La misa es la cosa más grande que hay en el mundo. Sin la misa la tierra ya se habría hundido. Toda la creación, todo el universo se aguanta y tiene sentido gracias a la maravilla de la misa. En ella toda la Trinidad se vuelca y salva a los hombres. Sin la misa no habría Iglesia ni buenos cristianos. Un día, estando de visita pastoral en Sant Pau de Segúries (diócesis de Vic), el párroco explicó al señor obispo que un abuelo venía cada domingo a misa siempre a pie y de lejos. Si alguien paraba el coche, decía: «No, gracias. Siempre he ido a pie, y mientras pueda, así lo haré. Es mi manera de homenajear a Dios.»

Sin la misa no tendríamos mártires. Nunca han faltado, en la historia. Benedicto XVI explicó en una pastoral el caso de los mártires del norte de África, creo que de un pueblecito llamado Bitinia, cerca de Cartago. Eran más o menos una cuarentena. Los soldados los cogieron y los llevaron ante el juez.

—¿Por qué os habéis reunido para vuestra oración en contra del mandamiento del emperador?

Sine missa non possumus —respondió un cristiano. «Sin la misa no podríamos vivir.»

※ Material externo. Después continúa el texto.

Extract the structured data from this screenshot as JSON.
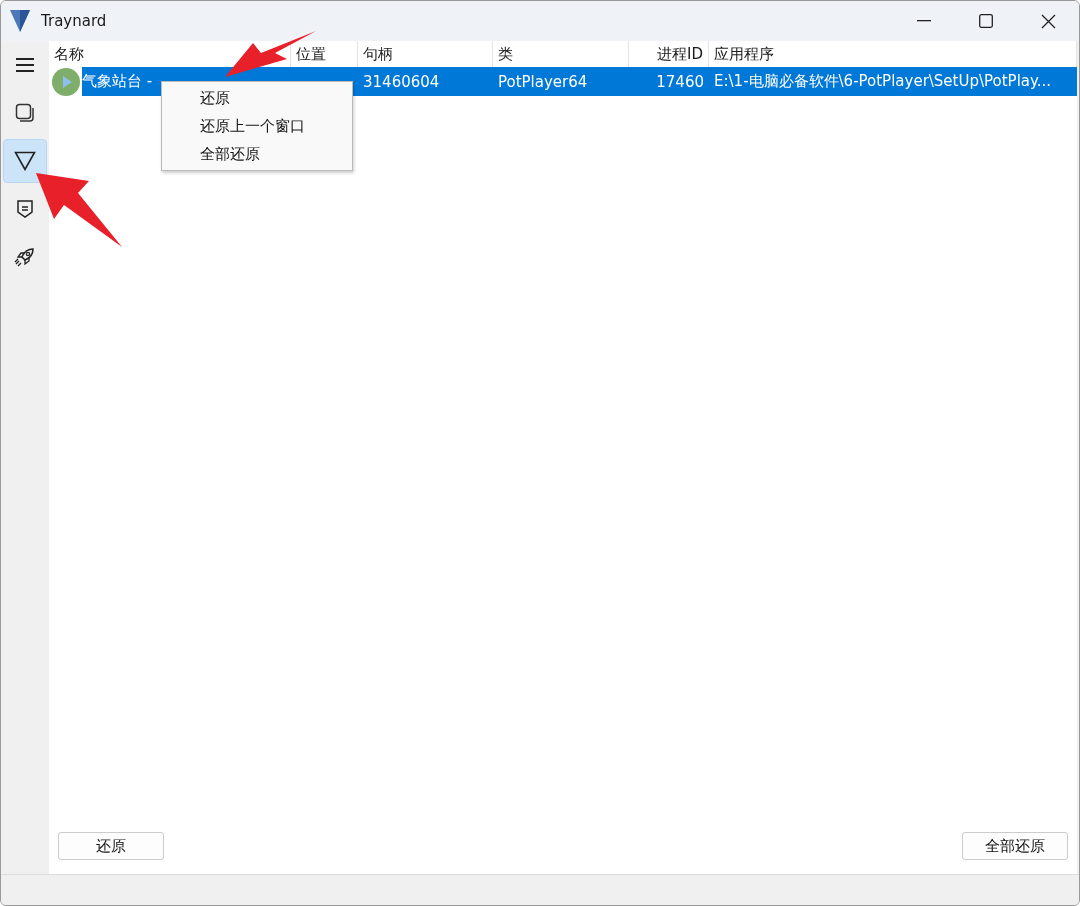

Todos fueron condenados a muerte.

Miles de cristianos se han jugado la vida para poder ir a misa. En la catedral copta de El Cairo, unos grupos islámicos extremistas explosionaron una bomba durante la misa de Nochebuena, hará ya unos siete u ocho años. Murieron más de 140. «¿Volverán el año que viene?», pensé. Volvieron. Y volvió a explotar otra bomba. «La misa es nuestra vida», dijo un padre copto. Y en nuestra persecución religiosa del año 1936 fueron asesinados más de seis mil sacerdotes. Explicaba el siervo de Dios Guillermo Rovirosa, fundador de la Hermandad Obrera de Acción Católica, que vivía en Madrid en aquellos momentos, que cada día buscaban a un cura clandestino para celebrarles la santa Eucaristía. «Nos jugábamos la vida. Pero la misa era el alimento de nuestra fe.»

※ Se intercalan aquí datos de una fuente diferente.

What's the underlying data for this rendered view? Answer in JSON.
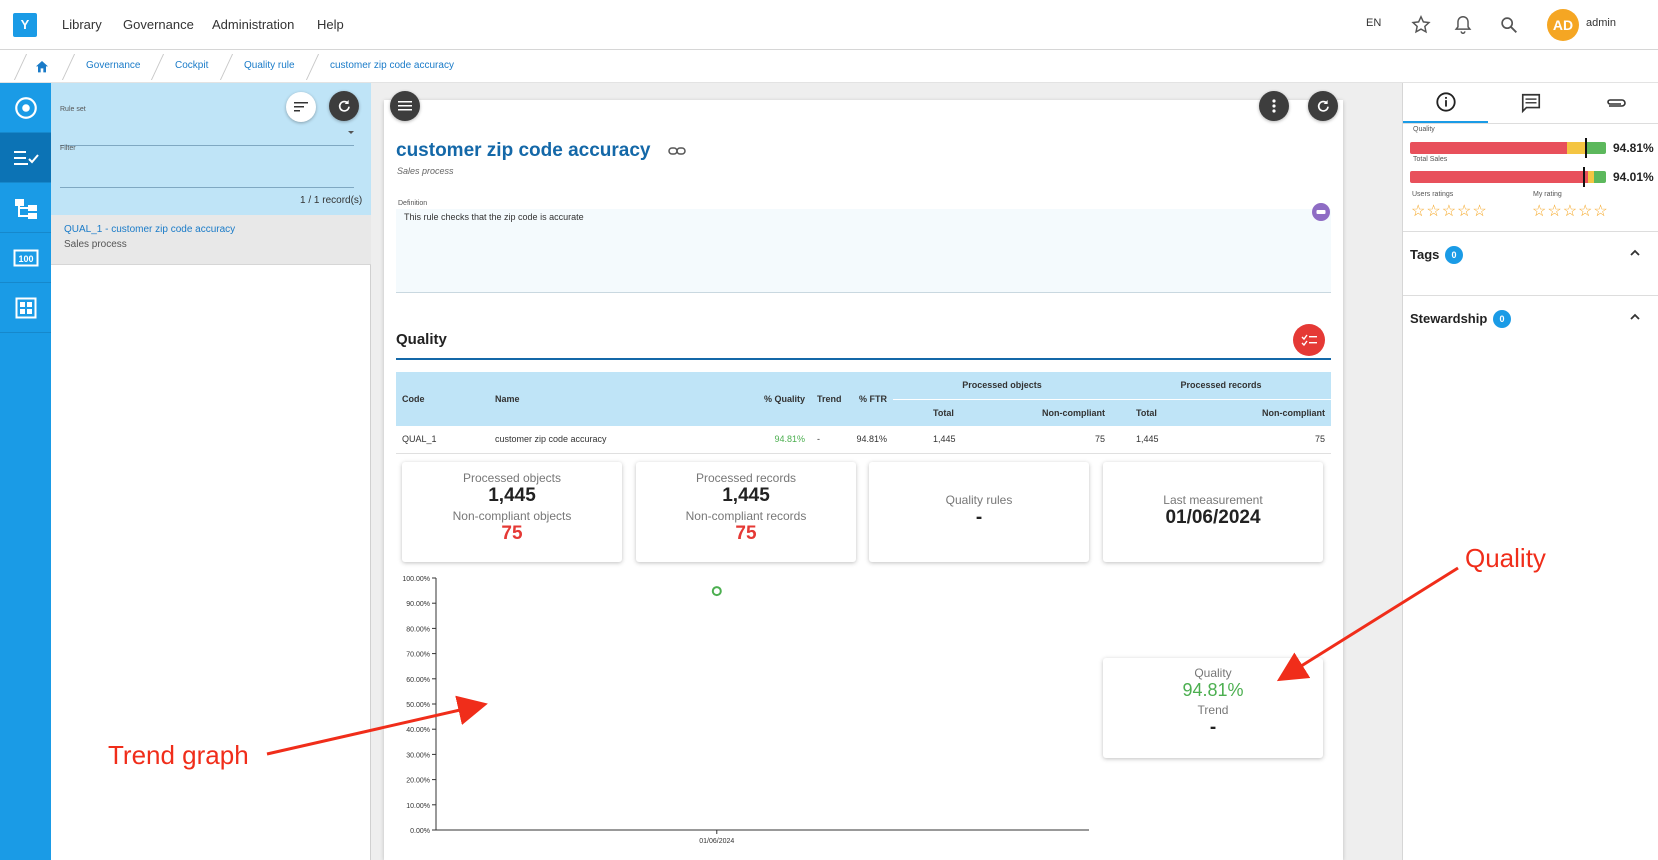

Sin la misa no se aguantarían nuestras comunidades. Lutero desvirtuó la Eucaristía y se cargó la vida religiosa y consagrada de monasterios y conventos.

Cuando, viniendo de la Casa Sacerdotal de Vic para celebrar la misa, paso cada día por la muralla de la rambla de los Montcada, me queda un buen tramo. Hay miles de piedras que miro orando. Con gran imaginación, veo un nombre sobre cada una. «Voy a pedir por todos ellos», me digo. Puedo rogar por toda la humanidad, porque Jesús da la vida por todos, sin excepción. Y subo contento recitando el Salmo 94: Venid, aclamemos al Señor, demos vítores a la Roca que nos salva; entremos a su presencia dándole gracias, aclamándolo con cantos. Bellas palabras de un místico enamorado. No pueden hacer ya que corran mis piernas, pero sí el deseo del corazón.

El deseo es esencial para poder obtener los frutos inmensos de la misa. En el Evangelio de Lucas, Jesús nos dice: Con ansia he deseado comer con vosotros esta cena pascual antes de padecer (Lc 22,14). Dado que los actos de Jesús tienen una dimensión eterna, porque es Dios y hombre, continúa teniendo este deseo vivo, antes de cada misa. Jesús desea intensamente que yo vaya a misa. Me desea. Cada mañana, subiendo la muralla hacia el altar del monasterio, siento este deseo, y ahora imagino que los miles de piedras son los miles de ángeles y santos de la gloria que alaban y adoran este deseo del corazón de Jesús, y les pido que hagan crecer mi deseo de celebrar bien y de poderlo recibir de nuevo. Porque el deseo es el lenguaje del amor. Y que se me ensanche el corazón para celebrar el «memorial» del Señor, que vale más que todas las oraciones que los hombres podríamos hacer en todas nuestras vidas. Porque la misa es un encuentro con el Señor. Nos hace entrar en relación con Dios. Y el camino de la vida es y debería ser para todos los hombres, en nuestro caso para todos los que viven en esta ciudad, el encuentro definitivo con el Señor. «Todos hemos sido creados para entrar en una relación perfecta de amor y llegar así a la plenitud de nuestro ser», dice el papa Francisco.

Maranatha. Ven, Señor Jesús. Señor nuestro, ven  (Ap 22,21).